Yeah, that and his general petty bullshit paired with a few other unflattering things.

rostasi 02-25-2022 11:29 AM

https://i.imgur.com/mDDdxk5.jpg

innerspaceboy 03-05-2022 01:29 PM

To date I've compiled 127 books on Free and Open Culture and related subjects. The latest additions include the titles pictured, as well as The Cyphernomicon and an archive of the Crypto-Anarchist mailing list from its run from 1992-1998. It's a thrilling and stimulating endeavor.

I may need to invest in a dedicated bookshelf specifically for the project. Their digital counterparts are organized into a network of spreadsheets, folder systems, and a notebook of rich-formatted documents linking directly to all content cited in the Archive. My organizational strategies have proven useful to aid me in navigating the material.

I'll keep working.

https://i.imgur.com/m9NGtNzl.jpg

The Batlord 03-05-2022 01:45 PM

Mmmmmm. Organizing a new bookcase.

ando here 03-05-2022 03:01 PM

https://images-na.ssl-images-amazon....4,203,200_.jpg

Arthur Miller Plays Vol. 2 1944- 1982

rostasi 03-06-2022 04:15 PM

https://i.imgur.com/zO8gmGW.jpg

Quote:

In this innovative and kaleidoscopic work, Rudick brings to life the irrepressible
vitality of French-American artist Niki de Saint Phalle (1930–2002) by letting
her subject speak for herself. Rather than present a monograph of her work,
Rudick offers readers a fascinating “sensorial” trip (“free of commentary”)
into Saint Phalle’s mind via an assemblage of her prolific art, writings, and
“lousy little scribbles.” Together they snake their way through her life in
New York and Europe, highlighting the influences that inspired her “buoyant[ly]”
provocative paintings and sculptures. The narrative is arresting, as is Saint Phalle’s
sardonic charm: she writes of her first feminist pangs as a young girl,
her marriage to writer Harry Mathews, and a visit to a psychiatric ward that
“was good... because I left a painter,” and candidly muses on the often volatile
desire that fueled her craft (of her Tarot Garden in Italy, she remarks,
“If I had not concretized my dreams into sculptures, I might have become possessed”).
Both nightmarish and whimsical, the sketches displayed throughout offer
titillating context to her most notorious works, among them 1966’s HON,
a giant pagan goddess sculpture in Stockholm that was to be “entered by her sex”
(“Wicked tongues said she was the biggest whore in the world”).
This wondrous work does justice to a boundless artist.

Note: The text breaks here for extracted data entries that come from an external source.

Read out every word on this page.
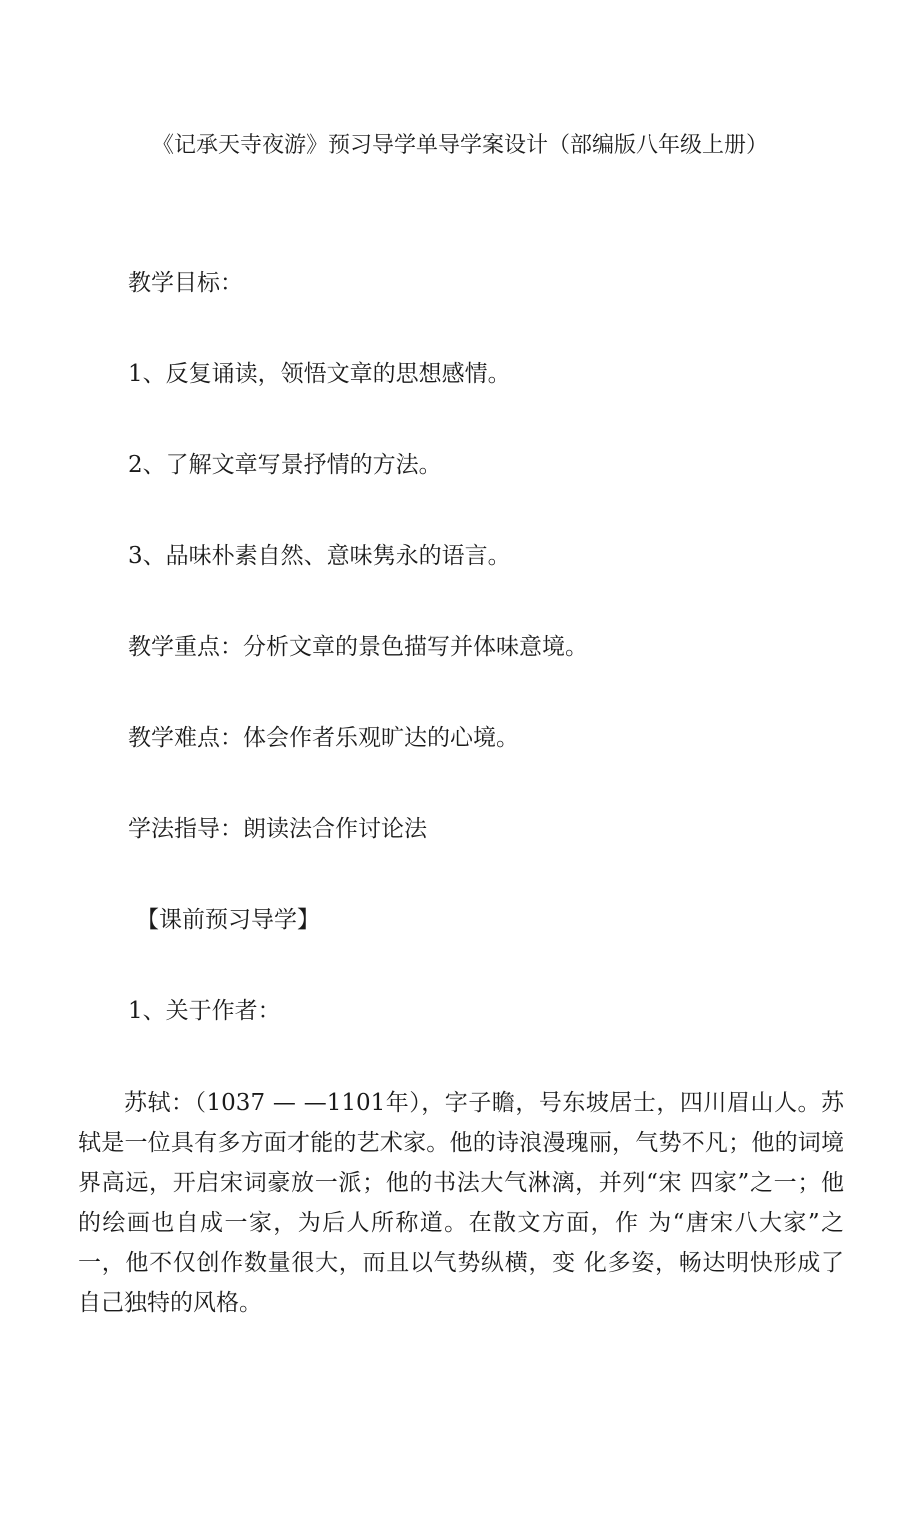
《记承天寺夜游》预习导学单导学案设计（部编版八年级上册）
教学目标：
1、反复诵读，领悟文章的思想感情。
2、了解文章写景抒情的方法。
3、品味朴素自然、意味隽永的语言。
教学重点：分析文章的景色描写并体味意境。
教学难点：体会作者乐观旷达的心境。
学法指导：朗读法合作讨论法
【课前预习导学】
1、关于作者：
苏轼：（1037 — —1101年），字子瞻，号东坡居士，四川眉山人。苏轼是一位具有多方面才能的艺术家。他的诗浪漫瑰丽，气势不凡；他的词境界高远，开启宋词豪放一派；他的书法大气淋漓，并列“宋 四家”之一；他的绘画也自成一家，为后人所称道。在散文方面，作 为“唐宋八大家”之一，他不仅创作数量很大，而且以气势纵横，变 化多姿，畅达明快形成了自己独特的风格。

FETCHER. 03-11-2022 08:38 AM

https://cdn.waterstones.com/bookjack...0241988268.jpg

I started reading this, I don’t have as much time as I’d like to get through it but it’s been great so far. Has anyone else read it? I love how it has short chapters

jadis 03-12-2022 09:22 AM

Quote:

Originally Posted by FETCHER. (Post 2201334)
https://cdn.waterstones.com/bookjack...0241988268.jpg

I started reading this, I don’t have as much time as I’d like to get through it but it’s been great so far. Has anyone else read it? I love how it has short chapters

Love Pointless, for me the best quiz show.